Hyperphagia and impaired glucose tolerance. (A) Food intake of OVXed animals described in Fig. 1B. Notice that whereas estrogen administration (marked by an arrow) reduced food intake in AAV.H1.ER1-treated animals (P < 0.01), they remained hyperphagic compared with control mice throughout the experiment (P < 0.01). (B) An increase in daily food intake was also observed in gonad-intact females treated with AAV.H1.ER1 (∗, P < 0.05). (C) 2-DG-induced hyperphagia. Nonfasted OVXed animals were injected with saline or 2-DG (250 mg/kg, i.p.), and food intake was measured for 4 h during the light phase.

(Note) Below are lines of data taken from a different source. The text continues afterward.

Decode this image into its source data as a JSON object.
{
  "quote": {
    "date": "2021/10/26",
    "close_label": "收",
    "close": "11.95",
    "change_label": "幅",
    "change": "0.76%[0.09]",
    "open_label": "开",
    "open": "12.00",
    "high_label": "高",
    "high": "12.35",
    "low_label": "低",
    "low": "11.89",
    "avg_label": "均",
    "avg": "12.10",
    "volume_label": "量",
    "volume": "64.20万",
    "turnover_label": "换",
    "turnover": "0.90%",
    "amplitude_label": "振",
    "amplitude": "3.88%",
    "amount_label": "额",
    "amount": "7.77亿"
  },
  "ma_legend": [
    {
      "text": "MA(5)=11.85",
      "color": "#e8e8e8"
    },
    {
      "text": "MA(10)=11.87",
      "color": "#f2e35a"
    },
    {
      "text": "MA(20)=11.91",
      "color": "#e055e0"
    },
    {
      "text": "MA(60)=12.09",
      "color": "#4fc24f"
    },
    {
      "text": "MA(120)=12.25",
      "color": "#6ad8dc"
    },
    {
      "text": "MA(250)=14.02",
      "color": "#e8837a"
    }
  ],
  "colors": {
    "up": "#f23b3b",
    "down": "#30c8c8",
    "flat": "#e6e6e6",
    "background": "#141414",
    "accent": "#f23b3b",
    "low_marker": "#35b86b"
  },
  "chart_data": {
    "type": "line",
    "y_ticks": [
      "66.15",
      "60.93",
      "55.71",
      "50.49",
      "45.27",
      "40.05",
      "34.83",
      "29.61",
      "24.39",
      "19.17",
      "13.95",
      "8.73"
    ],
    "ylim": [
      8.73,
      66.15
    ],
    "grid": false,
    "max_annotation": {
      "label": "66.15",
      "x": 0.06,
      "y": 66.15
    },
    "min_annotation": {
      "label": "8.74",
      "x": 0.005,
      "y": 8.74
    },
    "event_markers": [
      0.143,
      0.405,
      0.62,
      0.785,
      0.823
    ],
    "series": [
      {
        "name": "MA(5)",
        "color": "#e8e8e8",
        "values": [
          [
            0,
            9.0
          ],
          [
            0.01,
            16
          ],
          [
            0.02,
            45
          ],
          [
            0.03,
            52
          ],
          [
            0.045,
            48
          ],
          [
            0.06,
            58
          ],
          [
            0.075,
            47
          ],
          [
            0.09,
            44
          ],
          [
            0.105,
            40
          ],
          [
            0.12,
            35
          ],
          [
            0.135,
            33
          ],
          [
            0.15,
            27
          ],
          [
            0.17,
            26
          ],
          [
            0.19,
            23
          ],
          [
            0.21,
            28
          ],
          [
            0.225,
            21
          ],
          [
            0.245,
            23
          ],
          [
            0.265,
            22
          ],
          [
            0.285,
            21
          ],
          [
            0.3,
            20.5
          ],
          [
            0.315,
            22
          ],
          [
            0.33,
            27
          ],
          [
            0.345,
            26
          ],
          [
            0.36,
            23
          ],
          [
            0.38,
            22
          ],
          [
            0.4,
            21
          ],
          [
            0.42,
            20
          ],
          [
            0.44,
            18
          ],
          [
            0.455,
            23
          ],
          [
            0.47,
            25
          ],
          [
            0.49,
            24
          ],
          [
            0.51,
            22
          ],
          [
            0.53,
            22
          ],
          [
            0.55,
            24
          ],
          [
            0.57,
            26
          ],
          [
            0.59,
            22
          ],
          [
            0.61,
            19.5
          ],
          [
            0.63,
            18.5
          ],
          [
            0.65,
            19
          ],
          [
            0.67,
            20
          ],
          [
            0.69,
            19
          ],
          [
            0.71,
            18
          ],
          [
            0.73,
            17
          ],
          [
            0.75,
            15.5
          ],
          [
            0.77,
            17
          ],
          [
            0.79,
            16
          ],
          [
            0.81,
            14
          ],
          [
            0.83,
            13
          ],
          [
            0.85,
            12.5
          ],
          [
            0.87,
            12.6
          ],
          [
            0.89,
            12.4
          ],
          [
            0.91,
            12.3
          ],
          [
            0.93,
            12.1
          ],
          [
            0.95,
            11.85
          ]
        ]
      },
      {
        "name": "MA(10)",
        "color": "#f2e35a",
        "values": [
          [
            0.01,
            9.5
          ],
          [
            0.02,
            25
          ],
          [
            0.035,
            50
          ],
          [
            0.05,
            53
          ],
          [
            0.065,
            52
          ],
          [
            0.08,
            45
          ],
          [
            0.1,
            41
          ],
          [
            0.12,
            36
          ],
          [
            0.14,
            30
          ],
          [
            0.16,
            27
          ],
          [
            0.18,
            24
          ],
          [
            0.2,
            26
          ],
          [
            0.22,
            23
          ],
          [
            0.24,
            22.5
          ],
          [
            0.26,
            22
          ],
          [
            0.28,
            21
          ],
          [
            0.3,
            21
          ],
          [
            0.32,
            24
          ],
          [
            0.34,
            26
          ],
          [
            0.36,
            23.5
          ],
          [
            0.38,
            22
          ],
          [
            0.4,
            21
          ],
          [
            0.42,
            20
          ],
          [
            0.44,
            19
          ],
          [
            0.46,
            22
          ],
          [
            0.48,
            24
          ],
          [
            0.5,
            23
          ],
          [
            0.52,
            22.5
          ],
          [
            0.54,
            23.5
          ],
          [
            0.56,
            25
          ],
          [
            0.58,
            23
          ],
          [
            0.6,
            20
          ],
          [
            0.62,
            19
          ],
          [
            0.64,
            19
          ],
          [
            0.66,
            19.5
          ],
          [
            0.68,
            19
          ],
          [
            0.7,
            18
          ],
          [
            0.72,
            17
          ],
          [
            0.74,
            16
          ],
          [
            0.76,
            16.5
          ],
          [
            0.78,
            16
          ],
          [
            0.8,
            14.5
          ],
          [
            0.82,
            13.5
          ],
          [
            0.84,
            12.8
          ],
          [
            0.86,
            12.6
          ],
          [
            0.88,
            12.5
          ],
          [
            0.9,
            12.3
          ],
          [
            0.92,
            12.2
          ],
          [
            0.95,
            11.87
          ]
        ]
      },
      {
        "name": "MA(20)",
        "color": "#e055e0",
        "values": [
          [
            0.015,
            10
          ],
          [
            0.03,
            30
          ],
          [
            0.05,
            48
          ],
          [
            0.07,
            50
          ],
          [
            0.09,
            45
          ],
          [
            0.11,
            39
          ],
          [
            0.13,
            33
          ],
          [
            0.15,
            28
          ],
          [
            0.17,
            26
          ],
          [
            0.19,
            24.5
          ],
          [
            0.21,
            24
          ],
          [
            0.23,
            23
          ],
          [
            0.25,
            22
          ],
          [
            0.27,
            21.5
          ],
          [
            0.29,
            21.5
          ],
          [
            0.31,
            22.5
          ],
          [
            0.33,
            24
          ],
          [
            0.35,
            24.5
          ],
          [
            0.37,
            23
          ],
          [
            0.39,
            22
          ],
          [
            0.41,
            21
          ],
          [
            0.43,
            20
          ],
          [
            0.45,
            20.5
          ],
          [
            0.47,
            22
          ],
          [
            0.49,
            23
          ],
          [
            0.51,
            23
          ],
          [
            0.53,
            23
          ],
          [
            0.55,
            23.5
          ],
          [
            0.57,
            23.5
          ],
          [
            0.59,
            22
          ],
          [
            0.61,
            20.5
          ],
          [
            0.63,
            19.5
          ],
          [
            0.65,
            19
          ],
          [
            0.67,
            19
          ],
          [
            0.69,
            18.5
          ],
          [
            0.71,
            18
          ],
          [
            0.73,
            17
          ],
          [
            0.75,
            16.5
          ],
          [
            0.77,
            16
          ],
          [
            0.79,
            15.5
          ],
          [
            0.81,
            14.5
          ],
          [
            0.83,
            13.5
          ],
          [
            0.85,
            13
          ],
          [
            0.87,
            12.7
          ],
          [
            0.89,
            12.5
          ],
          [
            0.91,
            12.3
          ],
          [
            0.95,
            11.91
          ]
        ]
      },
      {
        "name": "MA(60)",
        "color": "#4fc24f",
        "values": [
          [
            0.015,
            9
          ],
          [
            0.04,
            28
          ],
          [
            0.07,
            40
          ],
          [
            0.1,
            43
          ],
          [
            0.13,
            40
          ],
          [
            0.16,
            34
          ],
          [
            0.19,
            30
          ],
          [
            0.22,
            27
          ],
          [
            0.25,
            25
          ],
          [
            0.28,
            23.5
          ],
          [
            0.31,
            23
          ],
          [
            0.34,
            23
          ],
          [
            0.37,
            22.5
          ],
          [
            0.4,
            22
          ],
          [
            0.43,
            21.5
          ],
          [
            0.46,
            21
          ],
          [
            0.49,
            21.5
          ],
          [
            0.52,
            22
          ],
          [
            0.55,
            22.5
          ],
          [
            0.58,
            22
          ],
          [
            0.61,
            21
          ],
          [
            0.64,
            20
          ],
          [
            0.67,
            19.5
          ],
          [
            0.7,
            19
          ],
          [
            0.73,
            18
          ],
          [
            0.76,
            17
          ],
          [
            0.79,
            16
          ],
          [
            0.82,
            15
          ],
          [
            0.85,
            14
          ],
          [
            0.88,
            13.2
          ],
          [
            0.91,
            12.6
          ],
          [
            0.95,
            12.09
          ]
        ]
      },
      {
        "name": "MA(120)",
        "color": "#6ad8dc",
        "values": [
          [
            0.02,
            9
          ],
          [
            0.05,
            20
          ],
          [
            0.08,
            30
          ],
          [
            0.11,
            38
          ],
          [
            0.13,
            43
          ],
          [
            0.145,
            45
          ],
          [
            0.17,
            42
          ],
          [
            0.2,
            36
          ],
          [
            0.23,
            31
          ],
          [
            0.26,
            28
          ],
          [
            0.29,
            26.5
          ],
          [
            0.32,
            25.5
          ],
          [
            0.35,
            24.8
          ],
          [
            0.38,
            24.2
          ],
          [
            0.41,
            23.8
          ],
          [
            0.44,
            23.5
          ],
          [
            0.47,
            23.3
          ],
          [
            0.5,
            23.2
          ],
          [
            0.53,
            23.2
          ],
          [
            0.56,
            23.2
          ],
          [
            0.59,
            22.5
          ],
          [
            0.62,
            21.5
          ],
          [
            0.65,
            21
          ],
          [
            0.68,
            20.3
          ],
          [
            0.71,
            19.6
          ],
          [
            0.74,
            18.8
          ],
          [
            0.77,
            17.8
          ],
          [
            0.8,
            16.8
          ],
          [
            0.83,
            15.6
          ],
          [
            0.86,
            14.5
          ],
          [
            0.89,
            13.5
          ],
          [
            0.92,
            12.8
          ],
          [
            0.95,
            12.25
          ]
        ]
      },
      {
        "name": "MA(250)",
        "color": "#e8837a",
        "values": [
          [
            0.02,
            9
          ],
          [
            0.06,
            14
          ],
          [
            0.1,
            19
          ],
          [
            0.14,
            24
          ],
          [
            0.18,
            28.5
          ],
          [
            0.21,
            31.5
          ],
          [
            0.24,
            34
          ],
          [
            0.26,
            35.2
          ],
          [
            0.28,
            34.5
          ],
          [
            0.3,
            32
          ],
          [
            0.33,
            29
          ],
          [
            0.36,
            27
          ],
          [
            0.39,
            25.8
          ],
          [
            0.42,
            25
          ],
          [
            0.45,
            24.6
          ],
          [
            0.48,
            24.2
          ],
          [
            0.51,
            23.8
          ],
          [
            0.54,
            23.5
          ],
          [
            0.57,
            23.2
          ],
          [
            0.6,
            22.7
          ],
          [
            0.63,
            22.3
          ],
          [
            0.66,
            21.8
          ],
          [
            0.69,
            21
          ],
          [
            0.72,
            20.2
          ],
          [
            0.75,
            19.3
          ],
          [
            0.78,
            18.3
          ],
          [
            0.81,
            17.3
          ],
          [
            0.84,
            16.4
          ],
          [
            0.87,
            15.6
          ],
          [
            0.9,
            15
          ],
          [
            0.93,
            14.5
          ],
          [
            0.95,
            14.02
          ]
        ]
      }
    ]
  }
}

AAV.H1.ER1-treated mice demonstrated a stronger hyperphagic response (∗, P < 0.01) compared with AAV.H1.ER1-treated animals. (D) Hyperglycemia in OVXed mice injected with AAV.H1.ER1 under normal feeding condition (∗, P < 0.05). (E) Glucose tolerance test in OVXed mice. Fasting glucose concentrations were similar between the groups. However, after a glucose challenge blood glucose reached higher levels in AAV.H1.ERa-treated mice (∗, P < 0.05). (F) Glucose tolerance test in gonad-intact females produced similar results (∗, P < 0.05). Data represent means ± SEM.

Fig. 3.

Decreased physical activity and diet-induced thermogenesis. (A) Voluntary locomotor activity. OVXed mice from the experiments described in Figs. 1B and 2A were continuously monitored in running-wheel activity cages for 12 weeks. AAV.H1.ER1-injected mice had reduced levels of activity and were resistant to EB treatment. (B and C) Open-field test. Gonad-intact female mice injected with AAV.H1.ER1 demonstrated lower horizontal (B) and vertical (C) activity levels compared with control animals (∗, P < 0.05) during the last 20 min of a 30-min test. (D) Diet-induced thermogenesis. Consumption of food for 1 h after a 24-h fast raised body temperature in control mice (∗, P < 0.05) but not in AAV.H1.ER1-injected mice. (E) An impaired thermogenic response to feeding was also seen in gonad-intact females. Data are means ± SEM.

Fig. 4.

Obese phenotype in rats. (A) A representative photomicrograph of ERα immunoreactivity in the rat hypothalamus 3 weeks after unilateral injections with the indicated vectors. (B–H) Effects of bilateral vector infusions into the VMN of gonad-intact female rats on body weight (B), total adiposity (C), visceral to s.c. fat ratio (D), lean tissue mass (E), total energy expenditure (F), basal metabolic rate (G), and respiratory quotient (H). Data are means ± SEM (∗, P < 0.05).